Um Mitternacht stießen die beiden Reiter auf eine Grenzerfamilie, die mit einem Leiterwagen unterwegs war. Das laute Knarren der Wagenräder hatte den beiden Männern schon von weitem verraten, wer da unterwegs war. Der Grenzer, seine drei Söhne und dessen Frau ließen die Läufe ihrer langen Büchsen sinken, als sie den Anruf der beiden Reiter hörten.
„Kommt nur näher“, forderte die Bassstimme des Grenzers die beiden Männer auf. „Wenn ihr keine roten Teufel, sondern Christenmenschen seid, dann seid ihr willkommen. Jeder Mann zählt.“
„Noch nie waren unsere Skalps so locker“, sagte Sterling, als er sein Pferd neben dem Wagen anhielt.
„Wem sagst du das?“, erwiderte der Grenzer, der neben seiner Frau auf dem Bock saß und selbst im Mondlicht einen finsteren Eindruck machte. „Die Hölle ist los! Unseren Nachbarn hat es erwischt. Es war ein Zufall, dass wir den Feuerschein sahen, dass ich noch einmal vor die Hütte trat, um nach dem Rechten zu sehen. Wenig später, und wir wären alle unsere Skalps losgeworden. Wir hätten auch den armen Bob nicht einmal gehört, als er aus dem Gebüsch taumelte. Er starb auf unserer Türschwelle. Zwei Pfeile steckten in seinem Rücken, Schawanesenpfeile. Bob war zu schwach, um den Mund auftun zu können. Er hatte noch die Kraft mit dem Kopf zu schütteln, als ich ihn fragte, ob von seiner Familie noch jemand lebe. Dem armen Teufel war nicht mehr zu helfen.“
Der Grenzer ballte die Faust und schüttelte sie in die Richtung, aus der er gekommen war. Seine drei Söhne hockten auf ihren Habseligkeiten auf dem Leiterwagen. Sie sprachen nicht und hielten ihre Büchsen fest umklammert.
„Jeder, der eine rote Haut hat, soll zur Hölle fahren!“, sagte der Grenzer mit rauer Stimme.
„Jeden Augenblick können sie auftauchen, und dann heißt es kämpfen. So leicht wird es nicht sein, sich unsere Skalps zu nehmen. Vorwärts!“, rief er seinen Pferden zu.

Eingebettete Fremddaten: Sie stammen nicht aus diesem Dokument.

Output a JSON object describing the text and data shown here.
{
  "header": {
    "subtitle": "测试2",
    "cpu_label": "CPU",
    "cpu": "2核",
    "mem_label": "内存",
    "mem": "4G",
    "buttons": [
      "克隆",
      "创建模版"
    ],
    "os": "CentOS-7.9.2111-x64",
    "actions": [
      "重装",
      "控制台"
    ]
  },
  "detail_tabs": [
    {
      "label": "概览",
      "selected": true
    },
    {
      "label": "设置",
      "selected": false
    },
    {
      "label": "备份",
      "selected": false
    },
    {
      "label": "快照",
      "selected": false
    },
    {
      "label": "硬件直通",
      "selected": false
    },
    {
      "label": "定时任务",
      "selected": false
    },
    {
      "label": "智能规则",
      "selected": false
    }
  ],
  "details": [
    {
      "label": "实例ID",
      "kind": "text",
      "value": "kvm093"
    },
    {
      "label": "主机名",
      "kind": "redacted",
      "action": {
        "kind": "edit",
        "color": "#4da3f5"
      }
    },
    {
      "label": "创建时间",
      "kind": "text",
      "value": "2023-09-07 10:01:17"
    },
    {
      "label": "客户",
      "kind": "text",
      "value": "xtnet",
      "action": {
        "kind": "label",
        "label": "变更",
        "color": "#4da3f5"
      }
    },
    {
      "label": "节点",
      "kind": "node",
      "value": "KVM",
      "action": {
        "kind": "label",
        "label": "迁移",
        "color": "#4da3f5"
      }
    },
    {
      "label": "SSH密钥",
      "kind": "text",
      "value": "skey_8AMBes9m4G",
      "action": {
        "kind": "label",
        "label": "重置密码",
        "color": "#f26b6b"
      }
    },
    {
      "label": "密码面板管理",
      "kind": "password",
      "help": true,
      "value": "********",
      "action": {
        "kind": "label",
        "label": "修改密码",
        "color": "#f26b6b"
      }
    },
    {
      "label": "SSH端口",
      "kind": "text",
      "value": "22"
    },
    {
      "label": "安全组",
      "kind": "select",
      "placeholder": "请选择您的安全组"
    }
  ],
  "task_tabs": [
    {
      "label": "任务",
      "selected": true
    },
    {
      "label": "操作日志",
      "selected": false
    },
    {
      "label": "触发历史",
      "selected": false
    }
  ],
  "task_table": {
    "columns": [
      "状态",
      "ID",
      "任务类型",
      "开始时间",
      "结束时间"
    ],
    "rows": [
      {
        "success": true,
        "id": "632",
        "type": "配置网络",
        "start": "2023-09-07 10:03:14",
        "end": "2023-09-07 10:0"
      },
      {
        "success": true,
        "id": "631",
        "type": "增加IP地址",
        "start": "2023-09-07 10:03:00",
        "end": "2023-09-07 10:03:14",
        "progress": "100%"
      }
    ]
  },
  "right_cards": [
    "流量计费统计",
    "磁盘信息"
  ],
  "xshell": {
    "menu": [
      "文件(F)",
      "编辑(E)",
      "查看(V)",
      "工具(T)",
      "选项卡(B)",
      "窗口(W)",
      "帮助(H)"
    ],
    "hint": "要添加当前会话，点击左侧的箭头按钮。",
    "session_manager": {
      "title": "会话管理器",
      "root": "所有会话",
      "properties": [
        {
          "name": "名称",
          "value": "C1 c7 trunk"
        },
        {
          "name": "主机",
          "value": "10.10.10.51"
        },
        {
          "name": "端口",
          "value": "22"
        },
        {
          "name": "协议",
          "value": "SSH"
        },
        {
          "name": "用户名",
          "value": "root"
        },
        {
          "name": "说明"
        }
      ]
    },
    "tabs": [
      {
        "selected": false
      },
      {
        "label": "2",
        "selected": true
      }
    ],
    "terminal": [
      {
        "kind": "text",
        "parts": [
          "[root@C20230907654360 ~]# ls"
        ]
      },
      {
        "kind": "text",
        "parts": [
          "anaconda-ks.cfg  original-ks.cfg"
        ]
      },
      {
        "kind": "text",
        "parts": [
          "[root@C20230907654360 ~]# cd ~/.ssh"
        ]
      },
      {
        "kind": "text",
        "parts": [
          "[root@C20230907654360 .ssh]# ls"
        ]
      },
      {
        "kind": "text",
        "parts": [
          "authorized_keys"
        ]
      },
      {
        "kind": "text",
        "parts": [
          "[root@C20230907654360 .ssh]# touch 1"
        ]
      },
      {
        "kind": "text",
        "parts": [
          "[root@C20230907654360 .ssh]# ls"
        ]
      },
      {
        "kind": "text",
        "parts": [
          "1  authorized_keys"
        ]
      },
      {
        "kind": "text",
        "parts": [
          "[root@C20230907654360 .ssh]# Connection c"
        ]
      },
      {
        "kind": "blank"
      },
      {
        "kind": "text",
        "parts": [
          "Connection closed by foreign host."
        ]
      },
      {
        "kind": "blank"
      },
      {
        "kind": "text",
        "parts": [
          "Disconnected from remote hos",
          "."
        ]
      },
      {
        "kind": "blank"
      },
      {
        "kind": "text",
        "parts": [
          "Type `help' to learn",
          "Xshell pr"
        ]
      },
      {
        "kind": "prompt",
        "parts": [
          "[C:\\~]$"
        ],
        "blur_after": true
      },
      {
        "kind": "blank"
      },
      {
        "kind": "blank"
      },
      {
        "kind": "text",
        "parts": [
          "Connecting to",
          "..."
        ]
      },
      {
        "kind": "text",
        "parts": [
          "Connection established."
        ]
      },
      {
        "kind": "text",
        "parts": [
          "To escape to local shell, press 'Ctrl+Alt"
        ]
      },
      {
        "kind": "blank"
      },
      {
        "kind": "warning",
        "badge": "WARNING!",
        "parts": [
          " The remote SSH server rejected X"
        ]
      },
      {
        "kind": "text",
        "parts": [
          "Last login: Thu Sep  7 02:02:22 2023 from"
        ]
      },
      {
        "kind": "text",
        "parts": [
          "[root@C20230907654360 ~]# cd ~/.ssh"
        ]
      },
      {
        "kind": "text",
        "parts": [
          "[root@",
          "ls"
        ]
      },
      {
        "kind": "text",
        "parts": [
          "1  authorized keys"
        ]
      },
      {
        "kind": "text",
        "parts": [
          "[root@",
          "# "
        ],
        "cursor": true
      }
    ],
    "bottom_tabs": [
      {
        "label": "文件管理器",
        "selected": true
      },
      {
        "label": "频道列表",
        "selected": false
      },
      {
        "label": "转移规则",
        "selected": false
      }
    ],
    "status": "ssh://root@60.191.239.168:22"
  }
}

Zu den beiden Männern gewandt sagte er: „Wenn ich mich nicht irre, dann seid ihr Sterling und Slem?“
„Du irrst dich nicht“, erwiderte Sterling.
„Dann freut es mich sehr, euch getroffen zu haben. Die Sache, wie ihr Conollys Geschütz im Moor versenkt habt, hat sich überall herumgesprochen. Ich denke, dass ihr uns nach Fort Wastle begleiten werdet?“
„Genau das hatten wir vor!“
„Umso besser! Es sieht sehr böse aus. Der Wald wimmelt von Rothäuten. Jetzt wird Lord Dunmore eingreifen müssen, wenn es diesem Herrn auch nicht gefallen wird. Er glaubt, dass er die Rothäute besser gegen uns aufsässige Grenzer einsetzen könnte. Jetzt wird ihm gegen seinen Willen eine andere Entscheidung aufgezwungen, und sicherlich passt ihm das keineswegs.“
Rau klang das Lachen des Fahrers durch die Nacht. Niemand stimmte ein, weder seine Familienangehörigen noch die beiden Begleiter. Mit einem Gurgeln endete das Lachen des Grenzers. Seine neben ihm sitzende Frau griff zu, als der Gatte zur Seite kippte. Sie verhinderte, dass ihr Mann, der von einem Pfeil getroffen wurde, vom Bock stürzte. Ein Schrei kam über die Lippen der Frau. Die beiden Zugpferde bäumten sich von einem Pfeilhagel überschüttet im Geschirr auf. Die Grenzerfrau sank einen Augenblick später über ihren Mann, und beide fielen vom Bock herunter.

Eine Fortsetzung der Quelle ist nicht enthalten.